The "Bloody" apparently, comes from The Bucket of Blood Club in Chicago, and "Mary" after Petiot's daughter. The original drink was a simple mix of tomato juice and vodka, but Petiot expanded the recipe when he moved to the St Regis Hotel, New York. Here's the famous Greasy Spoon version:
Put some ice into a cocktail shaker. Pour in a decent slug of Stolichnaya vodka, and top the shaker up with a good quality tomato juice. Add a dash of Tio Pepe or otherwise dry sherry, a squeeze of lemon or lime juice, a pinch of cayenne pepper, celery salt, a few shakes of my favourite Tabasco and Lea & Perrin's Worcestershire Sauce.
Do the Hokey Cokey and shake it all about. Strain it off into a glass and add, if you must, a stick of celery. You'll find that the lemon juice smooths it out, and the sherry gives it an added kick.
Remember, as with so many other things in life, keep it simple, don't try and doll it up with extra ingredients (I'm not convinced by the addition of creamed horseradish, or chunky black pepper, although steeping a peeled horseradish root in your bottle of vodka, or subsituting Tabasco with a Horseradish flavoured Hot Pepper Sauce sounds like a good idea) and stay away from the gimmicks.
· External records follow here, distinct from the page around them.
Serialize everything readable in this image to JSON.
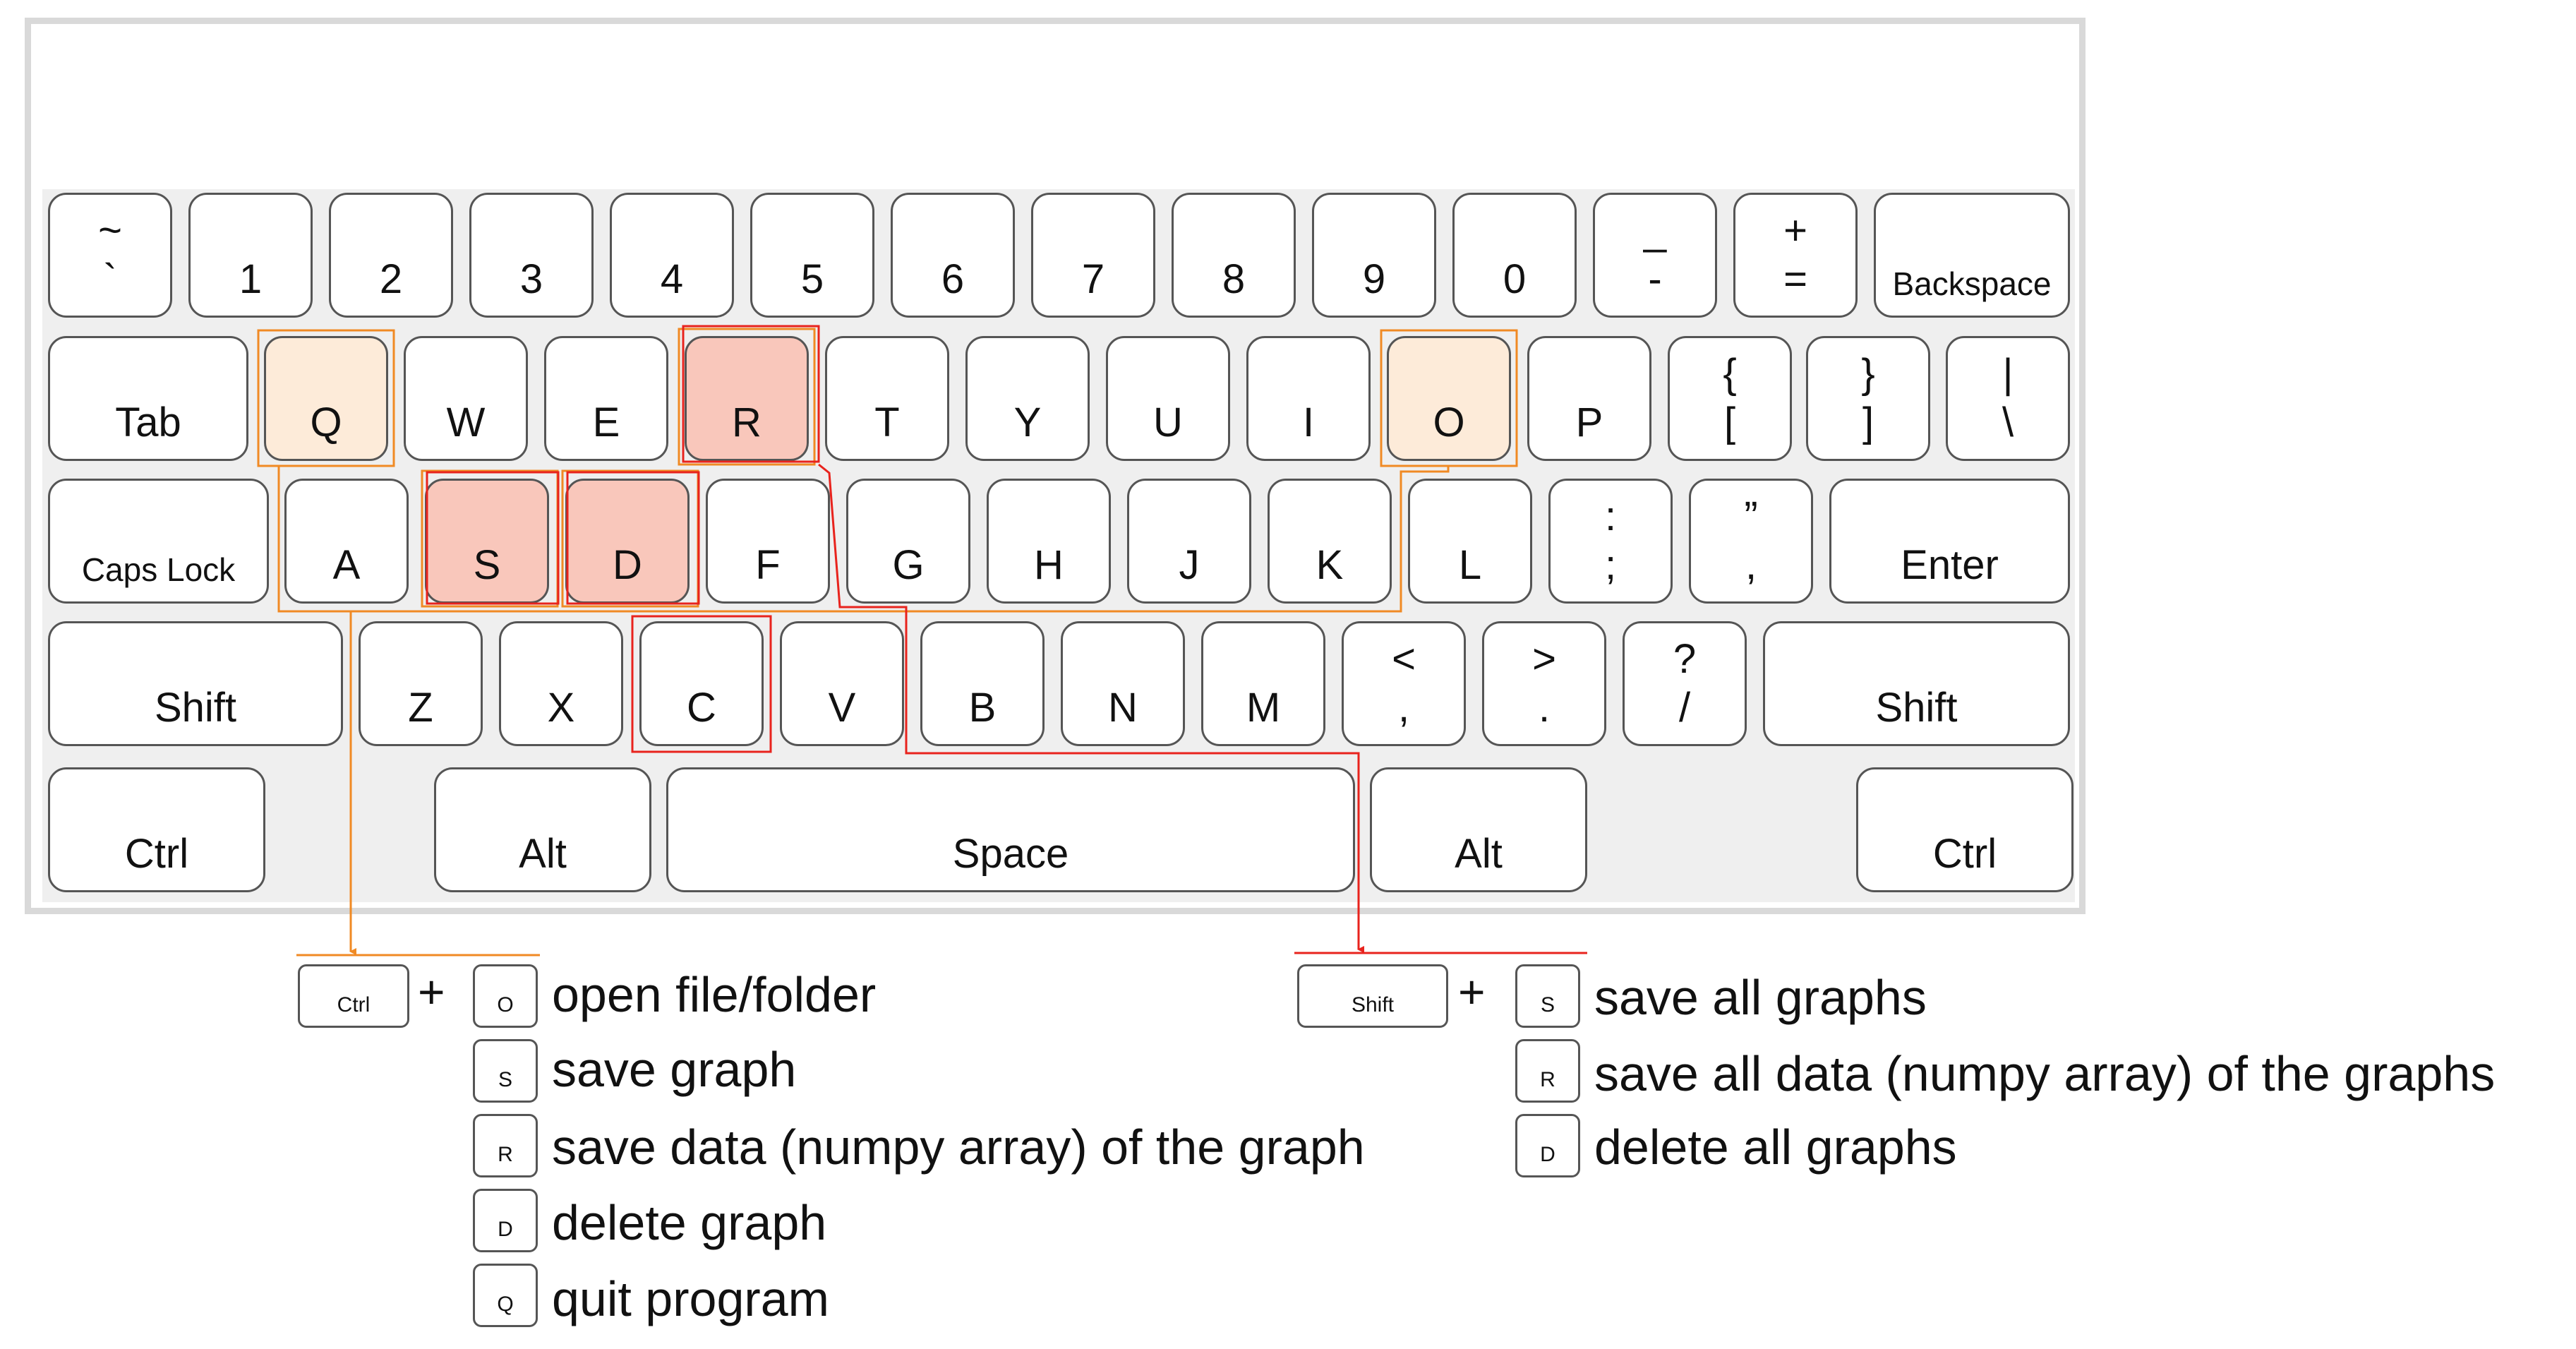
{
  "keyboard": {
    "row1": [
      {
        "top": "~",
        "bottom": "`"
      },
      {
        "label": "1"
      },
      {
        "label": "2"
      },
      {
        "label": "3"
      },
      {
        "label": "4"
      },
      {
        "label": "5"
      },
      {
        "label": "6"
      },
      {
        "label": "7"
      },
      {
        "label": "8"
      },
      {
        "label": "9"
      },
      {
        "label": "0"
      },
      {
        "top": "_",
        "bottom": "-"
      },
      {
        "top": "+",
        "bottom": "="
      },
      {
        "label": "Backspace"
      }
    ],
    "row2": [
      {
        "label": "Tab"
      },
      {
        "label": "Q"
      },
      {
        "label": "W"
      },
      {
        "label": "E"
      },
      {
        "label": "R"
      },
      {
        "label": "T"
      },
      {
        "label": "Y"
      },
      {
        "label": "U"
      },
      {
        "label": "I"
      },
      {
        "label": "O"
      },
      {
        "label": "P"
      },
      {
        "top": "{",
        "bottom": "["
      },
      {
        "top": "}",
        "bottom": "]"
      },
      {
        "top": "|",
        "bottom": "\\"
      }
    ],
    "row3": [
      {
        "label": "Caps Lock"
      },
      {
        "label": "A"
      },
      {
        "label": "S"
      },
      {
        "label": "D"
      },
      {
        "label": "F"
      },
      {
        "label": "G"
      },
      {
        "label": "H"
      },
      {
        "label": "J"
      },
      {
        "label": "K"
      },
      {
        "label": "L"
      },
      {
        "top": ":",
        "bottom": ";"
      },
      {
        "top": "”",
        "bottom": ","
      },
      {
        "label": "Enter"
      }
    ],
    "row4": [
      {
        "label": "Shift"
      },
      {
        "label": "Z"
      },
      {
        "label": "X"
      },
      {
        "label": "C"
      },
      {
        "label": "V"
      },
      {
        "label": "B"
      },
      {
        "label": "N"
      },
      {
        "label": "M"
      },
      {
        "top": "<",
        "bottom": ","
      },
      {
        "top": ">",
        "bottom": "."
      },
      {
        "top": "?",
        "bottom": "/"
      },
      {
        "label": "Shift"
      }
    ],
    "row5": [
      {
        "label": "Ctrl"
      },
      {
        "label": "Alt"
      },
      {
        "label": "Space"
      },
      {
        "label": "Alt"
      },
      {
        "label": "Ctrl"
      }
    ]
  },
  "colors": {
    "ctrl_group": "#f08a24",
    "shift_group": "#e8231d",
    "ctrl_key_fill": "#fdebd9",
    "shift_key_fill": "#f9c7bb"
  },
  "legend": {
    "plus": "+",
    "ctrl_group": {
      "modifier": "Ctrl",
      "items": [
        {
          "key": "O",
          "action": "open file/folder"
        },
        {
          "key": "S",
          "action": "save graph"
        },
        {
          "key": "R",
          "action": "save data (numpy array) of the graph"
        },
        {
          "key": "D",
          "action": "delete graph"
        },
        {
          "key": "Q",
          "action": "quit program"
        }
      ]
    },
    "shift_group": {
      "modifier": "Shift",
      "items": [
        {
          "key": "S",
          "action": "save all graphs"
        },
        {
          "key": "R",
          "action": "save all data (numpy array) of the graphs"
        },
        {
          "key": "D",
          "action": "delete all graphs"
        }
      ]
    }
  }
}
I don't like lumps of ice floating around in my Bloody Mary, and think it's much better if strained off. The cocktail's at its best if served very cold, so keep the vodka buried away in the 'fridge, as the Russians do. You'll find the vodka goes thick- and that, if I may make so bold Master Copperfield, is the way to keep vodka if you're going to drink it neat as an accompaniment to blinis and caviar.